Symphony Technology Group a accepté le 13 mars d'acquérir Momentive Global Inc, le propriétaire du vendeur de sondages en ligne SurveyMonkey, pour 1,5 milliard de dollars en ne recourant qu'à 450 millions de dollars d'endettement.

Six sociétés de capital-investissement interrogées par Reuters ont déclaré qu'elles n'avaient pas revu à la baisse leurs prévisions de rendement annualisé de 20 % à la lumière de l'environnement difficile du financement par l'emprunt. Elles ont requis l'anonymat car ces chiffres restent confidentiels entre les sociétés et leurs investisseurs.

Bob Rivollier, associé du cabinet d'avocats Ropes & Gray, spécialisé dans le capital-investissement, a déclaré que de nombreuses sociétés de rachat qui dépendent fortement du financement par actions pensent qu'il est possible d'obtenir les rendements qu'elles ont connus dans le passé en ajoutant des dettes aux entreprises qu'elles achètent à terme. Cela a rendu les hypothèses de rendement de ces opérations plus précaires, a-t-il ajouté.

"Les fonds propres ne sont pas bon marché. Entre une opération où 40 % des capitaux sont des capitaux propres et 60 % des capitaux empruntés et une opération où 100 % des capitaux sont des capitaux propres, vous aurez besoin d'un rendement beaucoup plus élevé pour les capitaux propres afin d'obtenir le même rendement global pour vos investisseurs", a déclaré M. Rivollier.

RISQUE DE REFINANCEMENT

Il est vrai qu'une poignée de sociétés de capital-investissement se sont déjà habituées à ce type de risque de refinancement. Vista et Thoma Bravo font partie des sociétés de capital-investissement qui, au cours des 12 derniers mois, ont acheté des entreprises en les finançant essentiellement par des fonds propres et en prévoyant d'y ajouter ultérieurement des dettes. Elles agissent ainsi pour éviter de longues négociations avec les créanciers alors qu'elles se hâtent de conclure des accords avec les vendeurs.

Selon les négociateurs, cette évolution vers le financement par actions a pour avantage que les entreprises détenues par les sociétés de capital-investissement disposent d'une plus grande marge de manœuvre pour absorber les pertes en cas de détérioration de leurs activités. Bon nombre des rachats d'entreprises par effet de levier qui se sont transformés en faillites dans le sillage de la crise financière de 2008 étaient le résultat de sociétés de capital-investissement qui avaient endetté les entreprises jusqu'au cou.
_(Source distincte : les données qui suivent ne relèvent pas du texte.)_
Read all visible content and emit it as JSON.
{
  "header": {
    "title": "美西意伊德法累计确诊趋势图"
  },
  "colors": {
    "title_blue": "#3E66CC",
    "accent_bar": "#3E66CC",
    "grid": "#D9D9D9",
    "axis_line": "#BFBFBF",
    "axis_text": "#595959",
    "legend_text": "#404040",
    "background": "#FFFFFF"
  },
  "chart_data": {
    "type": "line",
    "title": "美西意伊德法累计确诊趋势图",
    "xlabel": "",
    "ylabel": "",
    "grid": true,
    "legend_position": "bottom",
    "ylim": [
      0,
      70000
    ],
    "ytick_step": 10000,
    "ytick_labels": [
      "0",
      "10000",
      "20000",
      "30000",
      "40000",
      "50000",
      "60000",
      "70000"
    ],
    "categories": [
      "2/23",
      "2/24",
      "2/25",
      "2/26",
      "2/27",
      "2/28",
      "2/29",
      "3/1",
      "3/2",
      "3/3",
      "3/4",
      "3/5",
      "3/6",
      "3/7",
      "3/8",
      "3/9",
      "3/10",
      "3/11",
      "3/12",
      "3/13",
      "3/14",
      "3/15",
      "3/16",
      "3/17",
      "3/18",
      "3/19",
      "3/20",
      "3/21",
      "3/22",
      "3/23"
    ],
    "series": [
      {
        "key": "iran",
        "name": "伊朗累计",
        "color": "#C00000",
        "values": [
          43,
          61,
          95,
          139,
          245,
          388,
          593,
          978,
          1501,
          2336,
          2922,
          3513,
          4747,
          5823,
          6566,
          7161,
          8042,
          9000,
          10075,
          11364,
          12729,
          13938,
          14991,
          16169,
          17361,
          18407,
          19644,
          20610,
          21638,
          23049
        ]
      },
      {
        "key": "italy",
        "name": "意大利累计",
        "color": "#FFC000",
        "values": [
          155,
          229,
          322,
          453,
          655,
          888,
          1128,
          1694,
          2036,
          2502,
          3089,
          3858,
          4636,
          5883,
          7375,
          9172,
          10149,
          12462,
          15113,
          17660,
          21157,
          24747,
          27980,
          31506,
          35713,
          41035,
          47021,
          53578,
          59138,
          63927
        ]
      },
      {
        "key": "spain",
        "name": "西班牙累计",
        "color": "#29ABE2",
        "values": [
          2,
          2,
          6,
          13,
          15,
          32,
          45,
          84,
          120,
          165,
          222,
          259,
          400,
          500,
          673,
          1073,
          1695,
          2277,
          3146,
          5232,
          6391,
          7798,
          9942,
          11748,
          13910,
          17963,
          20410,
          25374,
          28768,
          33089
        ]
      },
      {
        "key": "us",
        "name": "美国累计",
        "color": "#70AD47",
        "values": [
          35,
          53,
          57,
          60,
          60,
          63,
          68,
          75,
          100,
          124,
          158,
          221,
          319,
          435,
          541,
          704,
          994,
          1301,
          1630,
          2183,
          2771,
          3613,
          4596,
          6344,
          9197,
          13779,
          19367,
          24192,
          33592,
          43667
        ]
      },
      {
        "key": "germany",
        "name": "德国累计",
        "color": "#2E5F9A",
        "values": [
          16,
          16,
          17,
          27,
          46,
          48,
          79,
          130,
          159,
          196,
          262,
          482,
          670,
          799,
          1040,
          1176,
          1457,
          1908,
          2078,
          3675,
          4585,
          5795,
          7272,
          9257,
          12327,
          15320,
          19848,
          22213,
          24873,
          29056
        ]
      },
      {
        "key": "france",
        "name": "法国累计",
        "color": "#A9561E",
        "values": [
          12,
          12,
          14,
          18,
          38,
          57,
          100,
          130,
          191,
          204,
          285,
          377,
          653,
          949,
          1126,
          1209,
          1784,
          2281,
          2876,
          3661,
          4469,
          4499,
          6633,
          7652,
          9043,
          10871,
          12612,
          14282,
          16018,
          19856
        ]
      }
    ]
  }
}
Jonathan Rouner, vice-président de la banque d'investissement chez Nomura Securities, a déclaré que les sociétés de capital-investissement se réservaient la possibilité d'endetter davantage leurs entreprises lorsque cela était possible et décroché.

"Vous financez l'investissement avec des capitaux propres et, lorsque les marchés financiers se redressent, vous procédez à un financement important pour retirer vos capitaux propres", a déclaré M. Rouner.